In India, the scientists of National Chemical Laboratory, Pune have developed tissue culture methods by which hundreds of plants of teak (Tectona grandis) and Eucalyptus citriodora could be obtained from a single bud in a year.
Over 600 plants of teak produced by this method have been supplied to Forest Development Corporation, Maharashtra for field trials. National Botanical Research Institute (NBRI), Lucknow has perfected a method for the mass propagation of Dioscorea floribunda by tissue culture technique.
(d) Production of Secondary Metabolities:
Plant tissues cultured in vitro produce some or all of the primary and secondary metabolites produced by mature plants. The primary metabolities consists of proteins, carbohydrates, fats, vitamins etc. which are essential for growth, while secondary metabolities like alkaloids, steroids, phenolics, flavonoids may be produced as defence mechanisms by the plant. Secondary metabolities have a wide range of applications in the pharmaceuticals, chemical and food industries.

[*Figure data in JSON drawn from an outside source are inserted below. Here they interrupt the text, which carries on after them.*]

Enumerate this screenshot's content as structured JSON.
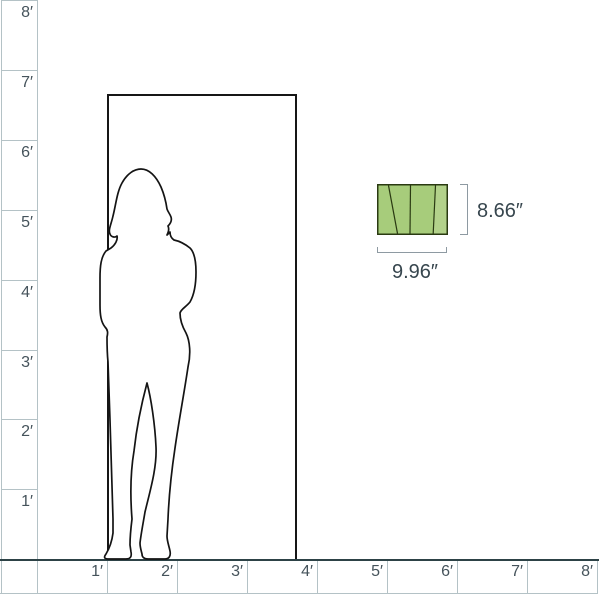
{
  "diagram": {
    "name": "product-size-comparison",
    "unit": "feet"
  },
  "scale": {
    "left_labels": [
      "8′",
      "7′",
      "6′",
      "5′",
      "4′",
      "3′",
      "2′",
      "1′"
    ],
    "bottom_labels": [
      "1′",
      "2′",
      "3′",
      "4′",
      "5′",
      "6′",
      "7′",
      "8′"
    ]
  },
  "reference_objects": {
    "door": "door-frame",
    "person": "standing-woman-silhouette"
  },
  "product": {
    "height_label": "8.66″",
    "width_label": "9.96″"
  },
  "colors": {
    "ruler_line": "#b4c2c6",
    "floor_line": "#2d4246",
    "ruler_text": "#45535b",
    "dimension_text": "#37464e",
    "bracket": "#8e9aa2",
    "outline": "#161616",
    "product_fill": "#a7cc7b",
    "product_fill_light": "#b3d28b",
    "product_outline": "#2a3a12"
  }
}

Commercial production of these high cost secondary metabolities by plant tissue cultures is attracting greater attention now than before. This is evident from the large number of commercial companies taking keen interest to exploit the potential. Till recnetly, only a few groups in W. Germany, Japan and Canada were actively involved in the production of metabolities from tissue culture, but now, many companies have actively entered this area of biotechnology which offers great promise for the days to come.